Chris Jorgensen hasn’t caught a barramundi in the Boyne River since netting season opened.
Chris Jorgensen hasn’t caught a barramundi in the Boyne River since netting season opened. Emily Kemp

Recreational fishers concerned about over-fishing in Boyne

COMMERCIAL fishing in the Boyne River is banned for eight months of the year, but from midnight on April 30, it was a free-for-all.

Local recreational fisher Dennis Sullivan is concerned about the amount of fish being taken.

"On the night the river opened up, close to 10 tonnes of barramundi, that we know of, was taken on that one night. Potentially twice that," he said.

Mr Sullivan is quick to add he is not against commercial fishing.

"I have no problem with them netting. I've done it myself. It's bloody hard."

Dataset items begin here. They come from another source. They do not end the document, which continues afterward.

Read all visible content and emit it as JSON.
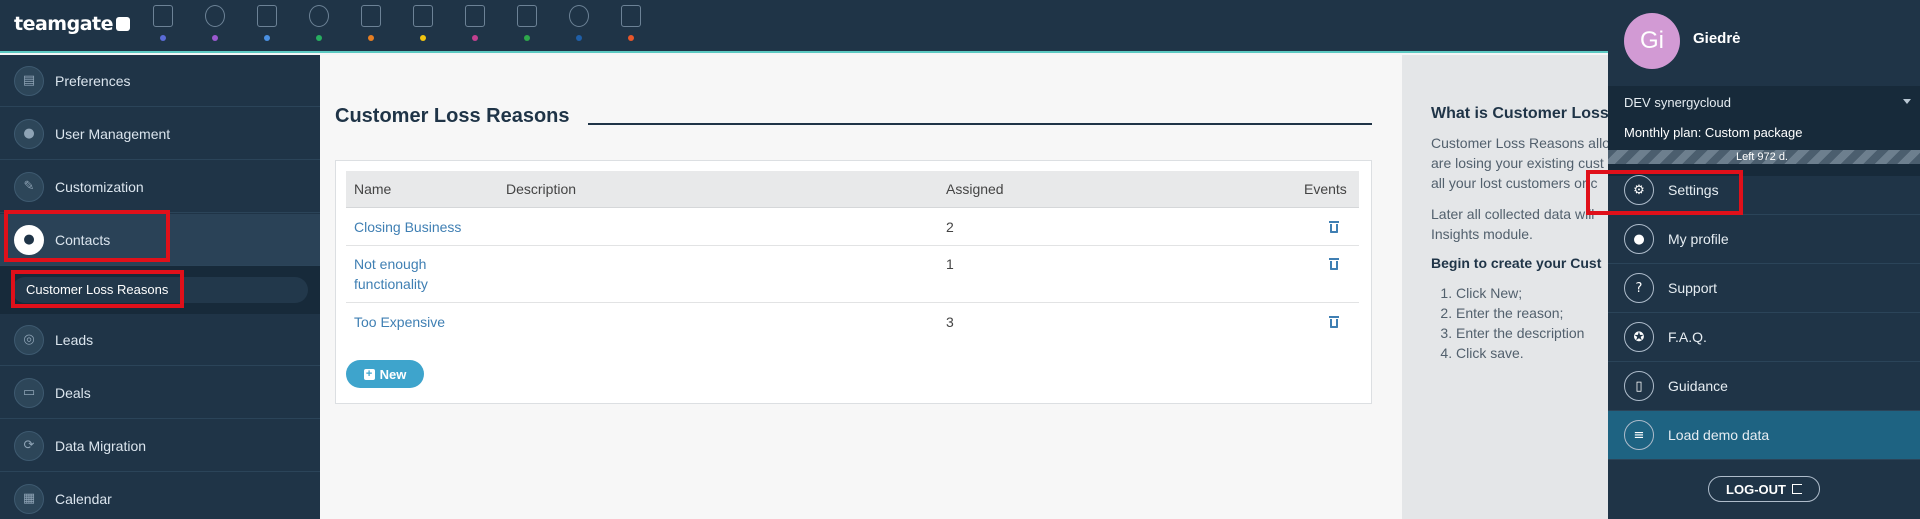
{
  "app": {
    "logo_text": "teamgate"
  },
  "topbar": {
    "modules": [
      {
        "icon": "dashboard-icon",
        "dot": "#5a6bd6"
      },
      {
        "icon": "target-icon",
        "dot": "#9b59d0"
      },
      {
        "icon": "companies-icon",
        "dot": "#4a90e2"
      },
      {
        "icon": "people-icon",
        "dot": "#27ae60"
      },
      {
        "icon": "deals-icon",
        "dot": "#e67e22"
      },
      {
        "icon": "calendar-icon",
        "dot": "#f1c40f"
      },
      {
        "icon": "download-icon",
        "dot": "#c2408f"
      },
      {
        "icon": "invoice-icon",
        "dot": "#2ea84b"
      },
      {
        "icon": "insights-icon",
        "dot": "#1f5fa8"
      },
      {
        "icon": "reports-icon",
        "dot": "#e8562a"
      }
    ]
  },
  "sidebar": {
    "items": [
      {
        "label": "Preferences",
        "icon": "preferences-icon"
      },
      {
        "label": "User Management",
        "icon": "users-icon"
      },
      {
        "label": "Customization",
        "icon": "wrench-icon"
      },
      {
        "label": "Contacts",
        "icon": "person-icon"
      },
      {
        "label": "Leads",
        "icon": "target-icon"
      },
      {
        "label": "Deals",
        "icon": "briefcase-icon"
      },
      {
        "label": "Data Migration",
        "icon": "sync-icon"
      },
      {
        "label": "Calendar",
        "icon": "calendar-icon"
      }
    ],
    "sub_item": "Customer Loss Reasons"
  },
  "main": {
    "title": "Customer Loss Reasons",
    "columns": [
      "Name",
      "Description",
      "Assigned",
      "Events"
    ],
    "rows": [
      {
        "name": "Closing Business",
        "name_line2": "",
        "description": "",
        "assigned": "2"
      },
      {
        "name": "Not enough",
        "name_line2": "functionality",
        "description": "",
        "assigned": "1"
      },
      {
        "name": "Too Expensive",
        "name_line2": "",
        "description": "",
        "assigned": "3"
      }
    ],
    "new_button": "New"
  },
  "help": {
    "title": "What is Customer Loss",
    "para1": [
      "Customer Loss Reasons allo",
      "are losing your existing cust",
      "all your lost customers or c"
    ],
    "para2": [
      "Later all collected data will",
      "Insights module."
    ],
    "begin": "Begin to create your Cust",
    "steps": [
      "Click New;",
      "Enter the reason;",
      "Enter the description",
      "Click save."
    ]
  },
  "profile": {
    "initials": "Gi",
    "name": "Giedrė",
    "organization": "DEV synergycloud",
    "plan": "Monthly plan: Custom package",
    "trial_left": "Left 972 d.",
    "menu": [
      {
        "label": "Settings",
        "icon": "gear-icon"
      },
      {
        "label": "My profile",
        "icon": "profile-icon"
      },
      {
        "label": "Support",
        "icon": "question-icon"
      },
      {
        "label": "F.A.Q.",
        "icon": "lifebuoy-icon"
      },
      {
        "label": "Guidance",
        "icon": "book-icon"
      },
      {
        "label": "Load demo data",
        "icon": "database-icon"
      }
    ],
    "logout": "LOG-OUT"
  },
  "colors": {
    "nav_bg": "#1f3447",
    "accent": "#5cc9c2",
    "link": "#3f7fb3",
    "button": "#3ea4cc",
    "highlight": "#1e6382",
    "annotation": "#e0101a"
  }
}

At the time, Mr Sullivan and his Gladstone Sportfishing Club were preparing for HookUp.

"That put bad blood against commercial fishermen," he said. "Tourism, (fishing) it's one of the biggest inputs into the Gladstone region."

Recreational fisher Chris Jorgensen said he hadn't caught a barra since netting season opened.

"It's how it is. It's their job," he said. "I kind of think there is a point where it should be mellowed off."

Local commercial fisher and Queensland Seafood Industry Association board member Trevor Falzon said all commercial fishers, regardless of where they were coming from, were within their rights on the Boyne.

"We only have it four months of the year. We have to pay for that right to fish. It's not a freebie."

Mr Falzon rejected the idea the river could be overfished.

"There's enough fish for everybody," he said.

Mr Falzon opposed more government regulation.

Queensland's Department of Fisheries didn't respond to questions before deadline.